Caught off guard by her words, I have to look away until I’m sure I’m not going to cry. What Terese and the rest of these girls don’t know is that I do have choices. Too many of them, in fact. I had to come the whole way down here to the middle of nowhere just to find out who I am and, without my parents’ pressure, what my choice would really be.
I’ve been slaving in the garden for hours, and Terese’s five-year-old son, Luca, is still squatting barefoot in the dirt beside me—all of his sweaty blond hair making him smell a little like a wet dog. Weaving stubby fingers through the carrot tassels, he plucks out weeds that are taking over this garden as much as the insects buzzing around my head. But every other second, Luca has to look over and stare. He seems to find my annoyance with farm life as entertaining as most city kids would find reality TV.

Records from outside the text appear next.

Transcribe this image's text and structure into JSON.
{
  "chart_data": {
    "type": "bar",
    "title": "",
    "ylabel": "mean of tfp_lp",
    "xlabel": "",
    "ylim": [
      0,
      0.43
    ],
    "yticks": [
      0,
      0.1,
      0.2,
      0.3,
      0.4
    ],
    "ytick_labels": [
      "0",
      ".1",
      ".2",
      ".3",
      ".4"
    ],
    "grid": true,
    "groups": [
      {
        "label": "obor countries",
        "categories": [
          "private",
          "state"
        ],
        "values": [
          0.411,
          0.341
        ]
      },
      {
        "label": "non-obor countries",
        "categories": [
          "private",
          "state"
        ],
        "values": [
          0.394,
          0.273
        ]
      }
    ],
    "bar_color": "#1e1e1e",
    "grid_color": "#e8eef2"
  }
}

Slapping a mosquito, I flick it off my leg and snap, “What?”
“Nothin’,” Luca says, dropping eyes and knees to the ground. He begins to weed like his sixth year depends on it. Smart kid.
We weed a row in silence—well, except for my grumbling. Then I slap another mosquito and ask, “Your mom just lets you run around like this?”
“Yeah’um.” Luca smears his forehead with dirt, which doesn’t stand out since he’s already so covered with dust and grime. “She be on kitchen duty.” He shrugs a bony shoulder at the back of the house, covered by a straggly line of cedars. “And she can’t catch me nohow. My brother or sister’s making her toes all swelled up.”
“Well—” I rock back on my sandaled heels and try to think of something smart to tell him—“You should be careful.”
Taking a carrot from his pocket, Luca crunches it in half
.
“What’re you doing!” I scold. “That’s not washed!”
Luca’s sweaty hair swishes like a fringe. His jaws snap shut.
“Spit. It. Out,” I command.
This time, Luca doesn’t even bother shaking his head.
“Whatever, kid. It’s your stomach.” But leaning across the row, I brush carrot pieces off his chest anyway.
“What’re you doing?”
Luca and I both jump at the sound of the deep voice. We step back from each other and turn toward the garden’s gate.
This tall guy, in bare feet and black pants folded up to muscly shins, steps forward. The shadow cast by the brim of his straw hat hides most of his face, but I can see his lips are turned into a frown. “Luca,” he says, snapping his fingers. “Kumm esse.”
I brush my dirty hands off on my shorts. “He’s okay. Really.”
“No.” The hat brim’s shadow shifts, revealing his features, and I watch his dark gaze bounce off my legs and refocus on his feet. “You’ll come now, Luca.”
I’ve not been, like, patient with the kid myself, but his tone gets to me. “What’s it to you?”
The guy lifts his eyes and stares like he’s looking right through me. Then he snaps his fingers again. Five-year-old Luca throws me a grin before running after the arrogant stranger, who doesn’t even look over his shoulder to see if the boy is following.